2. Related Work

Most research in the area of content based indexing and retrieval of multimedia information focuses on searching large video archives. These systems are similar to ours in that they use features from the visual, audio, and/or transcript data to segment and index video content. However, these systems differ in (1) their scale (they deal with large video archives such as the 600,000 hours of news owned by the BBC) and (2) in their need for precision since they are intended as professional applications. Our research focuses on devices for consumers' homes. We assume a device with limited channel tuning, storage, and processing power in order to be affordable. We also focus on content-based retrieval that consumers would want in their homes such as automatic personalization of content retrieval based on user profiles.

The following are complementary approaches to multimodal processing of visual, audio, and transcript information in video analysis. Rui et al. present an approach that uses low-level audio features to detect excited speech and hits in a baseball game. They employ a probabilistic framework for automatic "highlight" extraction [1]. Syeda-Mahmood et al. present event detection in multimedia presentations from teaching and training videos [2]. The foils (slides) are detected using visual analysis. Their system searches the audio track for phrases that appear as screen text. They employ a probabilistic model that exploits the co-occurrence of visual and audio events.

Another approach based on the observation that semantic concepts in videos interact and appear in context was proposed by Naphade [3]. To model this contextual interaction explicitly, a probabilistic graphical network of multijects or a multinet was proposed. Using probabilistic models for multijects, "rocks", "sky", "snow", "water-body" and "forestry/greenery" and using a factor graph as the multinet, they built a framework for semantic indexing.

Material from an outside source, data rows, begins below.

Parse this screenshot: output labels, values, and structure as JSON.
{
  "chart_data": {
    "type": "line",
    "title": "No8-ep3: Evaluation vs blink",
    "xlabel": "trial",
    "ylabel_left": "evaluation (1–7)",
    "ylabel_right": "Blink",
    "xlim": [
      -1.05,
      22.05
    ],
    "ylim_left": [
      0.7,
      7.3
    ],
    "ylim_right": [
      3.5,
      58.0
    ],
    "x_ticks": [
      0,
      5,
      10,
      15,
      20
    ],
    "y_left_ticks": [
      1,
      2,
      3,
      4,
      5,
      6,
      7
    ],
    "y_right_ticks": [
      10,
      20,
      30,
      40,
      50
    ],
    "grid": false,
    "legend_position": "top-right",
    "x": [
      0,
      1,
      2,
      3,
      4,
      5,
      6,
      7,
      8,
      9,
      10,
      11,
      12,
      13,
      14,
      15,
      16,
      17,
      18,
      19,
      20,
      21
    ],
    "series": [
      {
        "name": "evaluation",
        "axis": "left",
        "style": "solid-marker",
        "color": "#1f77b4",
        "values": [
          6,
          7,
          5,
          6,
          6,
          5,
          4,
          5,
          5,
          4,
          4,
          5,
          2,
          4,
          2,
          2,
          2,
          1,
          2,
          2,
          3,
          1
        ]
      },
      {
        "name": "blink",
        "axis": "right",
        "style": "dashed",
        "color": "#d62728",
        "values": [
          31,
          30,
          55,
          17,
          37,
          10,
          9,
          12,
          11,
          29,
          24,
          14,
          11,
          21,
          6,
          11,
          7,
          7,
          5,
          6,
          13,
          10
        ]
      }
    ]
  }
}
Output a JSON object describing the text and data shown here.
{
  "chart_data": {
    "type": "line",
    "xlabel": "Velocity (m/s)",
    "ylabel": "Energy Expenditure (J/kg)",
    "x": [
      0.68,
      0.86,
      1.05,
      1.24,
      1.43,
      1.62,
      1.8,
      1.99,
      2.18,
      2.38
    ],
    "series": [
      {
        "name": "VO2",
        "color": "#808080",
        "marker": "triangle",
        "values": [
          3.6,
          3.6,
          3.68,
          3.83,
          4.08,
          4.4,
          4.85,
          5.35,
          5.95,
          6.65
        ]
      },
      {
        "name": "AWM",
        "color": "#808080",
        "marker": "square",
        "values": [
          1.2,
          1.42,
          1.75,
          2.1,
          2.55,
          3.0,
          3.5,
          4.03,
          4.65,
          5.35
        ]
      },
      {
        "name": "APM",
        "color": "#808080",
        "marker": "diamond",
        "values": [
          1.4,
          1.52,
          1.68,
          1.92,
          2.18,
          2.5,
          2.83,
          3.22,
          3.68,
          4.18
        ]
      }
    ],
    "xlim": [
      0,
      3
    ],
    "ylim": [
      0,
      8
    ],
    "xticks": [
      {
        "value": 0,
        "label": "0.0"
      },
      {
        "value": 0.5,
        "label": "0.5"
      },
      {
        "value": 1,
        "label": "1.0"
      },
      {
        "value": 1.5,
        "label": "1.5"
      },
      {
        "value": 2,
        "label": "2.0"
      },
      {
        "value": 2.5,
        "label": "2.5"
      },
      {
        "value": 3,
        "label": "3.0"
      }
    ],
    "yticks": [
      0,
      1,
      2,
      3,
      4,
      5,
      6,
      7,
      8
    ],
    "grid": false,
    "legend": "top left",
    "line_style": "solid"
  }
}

Reported systems for content-based access to images and video include Query-By-Image-and Video-Content (QBIC) [4], VisualGrep [5], DVL of AT&T, InforMedia [6], VideoQ [7], MoCA [8], Vibe [9] and CONIVAS [10]. In particular, the InforMedia, MoCA, and VideoQ systems are more related to Video Scouting. The InforMedia project is a digital video library system containing methods to create a short synopsis of each video primarily based on speech recognition, natural language understanding, and caption text. The MoCA project is designed to provide content-based access to a movie database. Besides segmenting movies into salient shots and generating an abstract of the movie, the system detects and recognizes title credits and performs audio analysis. The VideoQ system classifies videos using compressed domain analysis consisting of three modules: parsing, visualization, and authoring.